What are the issues facing Columbia Today?

Colombia’s Infrastructure Gap

Colombia officially the Republic of Colombia, is a transcontinental country spanning South America and an insular region in North America.

 

Despite its history of domestic conflict, Colombia managed to become the 37th member of the Organisation for Economic Co-operation and Development in 2020. While the impacts of COVID-19 on the country’s economy resulted in a 6.8% GDP decline for that year, according to the World Bank, this may be followed by a rebound in 2021 and 2022.

 

Still, significant longer-term challenges are likely to remain - such as the need to reduce inequality and poverty, and to increase security and achieve a stable peace with demobilized FARC guerrillas. 

 

It is clear that humanity’s most important challenge is climate change. All countries, to a greater or lesser extent, are working (or pretending to work) on decarbonization, the energy transition, and green growth. Colombia has made ambitious commitments on its CO2 emissions following COP26. Although the energy transition is likely to become a critical component for economic growth and emission reductions, deforestation in the Amazon remains a pending issue.

 

 

There is skepticism among environmentalists, communities, and international partners about the current government’s ability to translate its ambitious announcements into concrete measures. It is likely there will be greater pressure on the next president to lead on the ratification of the Escazú Agreement, fight against illegal mining, and confront the legal actors behind Amazon deforestation such as the livestock industry.

Colombia’s overtaxed and inadequate infrastructure must be addressed, if it is going to be able to sustain its economic growth and continue to improve the general quality of life. It ranked 81st out of 141 countries in terms of overall quality of infrastructure in the WEF’s Global Competitiveness Index for 2019, 92nd in terms of transport infrastructure in particular, and 91st in terms of the percentage of the population with access to electricity.

 

A lack of infrastructure investment is hindering the country's sustainable development. Colombia generally has low road network density compared with other countries in the region, and depends heavily on road transportation to move freight because the development of rail and river infrastructure is at an early stage. This translates into relatively high shipping costs, high commodity prices, and high prices for consumer products - all of which undermines productivity and competitiveness.

 

Colombia has seen a recent increase in both public and private infrastructure investment, however. Key projects have included the Ruta del Sol highway that connects the nation’s capital with large urban areas in the country's interior, and with the Caribbean coast.

 

The Colombian government created the Financiera de Desarrollo Nacional, a semi-public finance institution that is designed to better support infrastructure. The government has also developed a new regulatory framework for public-private partnerships, and steps have been taken to better facilitate capital deployment to public infrastructure - as well as to bolster efficiency and transparency in the bidding for projects.
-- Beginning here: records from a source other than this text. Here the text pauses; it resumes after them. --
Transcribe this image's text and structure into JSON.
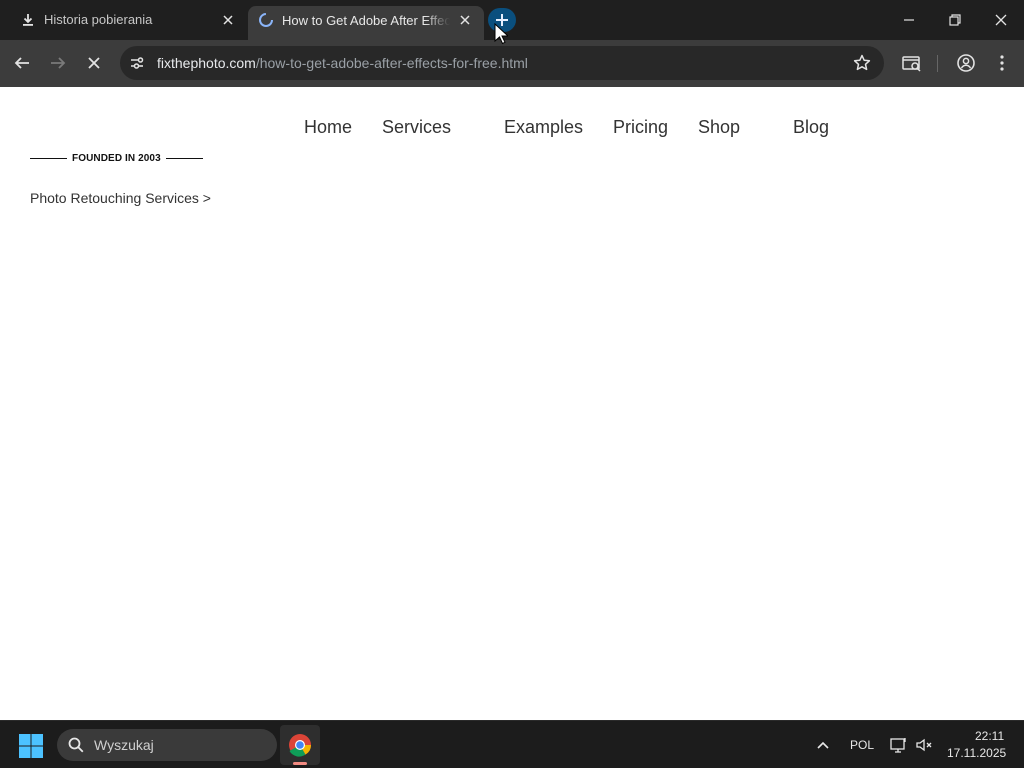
{
  "browser": {
    "tabs": [
      {
        "title": "Historia pobierania",
        "icon": "download-icon",
        "active": false
      },
      {
        "title": "How to Get Adobe After Effects for Free",
        "icon": "loading-spinner-icon",
        "active": true
      }
    ],
    "address": {
      "domain": "fixthephoto.com",
      "path": "/how-to-get-adobe-after-effects-for-free.html"
    }
  },
  "page": {
    "nav": [
      "Home",
      "Services",
      "Examples",
      "Pricing",
      "Shop",
      "Blog"
    ],
    "founded": "FOUNDED IN 2003",
    "breadcrumb": "Photo Retouching Services >"
  },
  "taskbar": {
    "search_placeholder": "Wyszukaj",
    "language": "POL",
    "time": "22:11",
    "date": "17.11.2025"
  },
  "colors": {
    "tabstrip": "#1f1f1f",
    "toolbar": "#3c3c3c",
    "taskbar": "#1c1c1c",
    "new_tab_accent": "#0a4f7e"
  }
}
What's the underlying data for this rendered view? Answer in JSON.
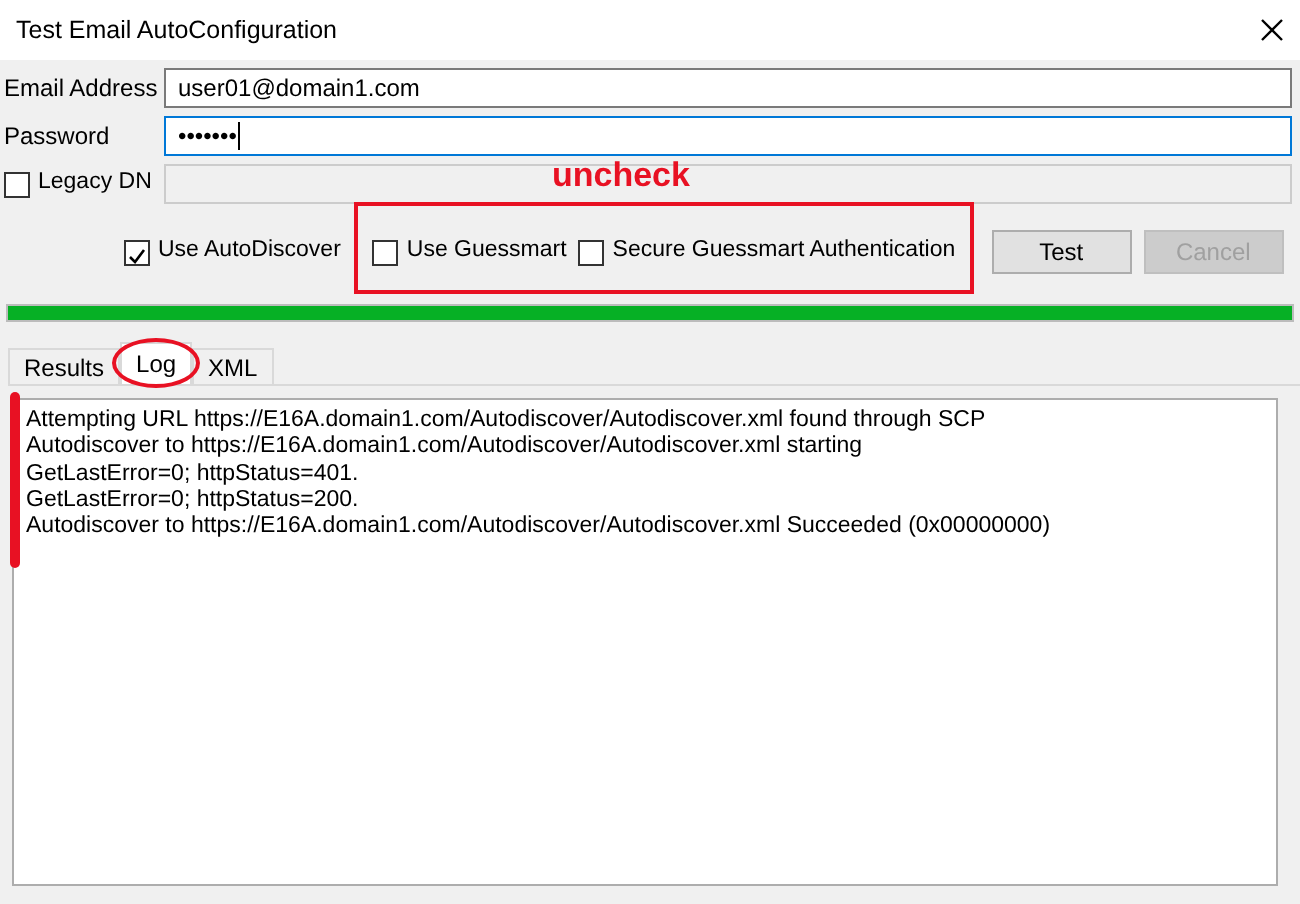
{
  "window": {
    "title": "Test Email AutoConfiguration"
  },
  "fields": [
    {
      "label": "Email Address",
      "value": "user01@domain1.com",
      "focused": false
    },
    {
      "label": "Password",
      "value": "•••••••",
      "focused": true
    }
  ],
  "legacy_dn": {
    "label": "Legacy DN",
    "checked": false
  },
  "options": [
    {
      "label": "Use AutoDiscover",
      "checked": true
    },
    {
      "label": "Use Guessmart",
      "checked": false
    },
    {
      "label": "Secure Guessmart Authentication",
      "checked": false
    }
  ],
  "buttons": [
    {
      "label": "Test",
      "disabled": false
    },
    {
      "label": "Cancel",
      "disabled": true
    }
  ],
  "progress": {
    "level": 1
  },
  "tabs": [
    {
      "label": "Results",
      "selected": false
    },
    {
      "label": "Log",
      "selected": true
    },
    {
      "label": "XML",
      "selected": false
    }
  ],
  "log_lines": [
    "Attempting URL https://E16A.domain1.com/Autodiscover/Autodiscover.xml found through SCP",
    "Autodiscover to https://E16A.domain1.com/Autodiscover/Autodiscover.xml starting",
    "GetLastError=0; httpStatus=401.",
    "GetLastError=0; httpStatus=200.",
    "Autodiscover to https://E16A.domain1.com/Autodiscover/Autodiscover.xml Succeeded (0x00000000)"
  ],
  "annotation": {
    "text": "uncheck"
  }
}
In 2013, the “fourth-generation” (4G) program was introduced, which involves more than 30 concession projects and the construction of more than 1,200 kilometers of additional highways. As part of the program, the government set investment targets for the year 2021 of approximately $25 billion for road infrastructure and up to $100 billion for transport infrastructure.

 

Dozens of projects have been awarded, and they are expected to help reduce travel times by up to half while boosting national GDP growth by 1.5% annually. However, in order to best support the 4G program the infrastructure sector must be increasingly professionalized, policy-makers must help unlock additional investment capital in sustainable ways, and solid guarantees must be provided to long-term investors.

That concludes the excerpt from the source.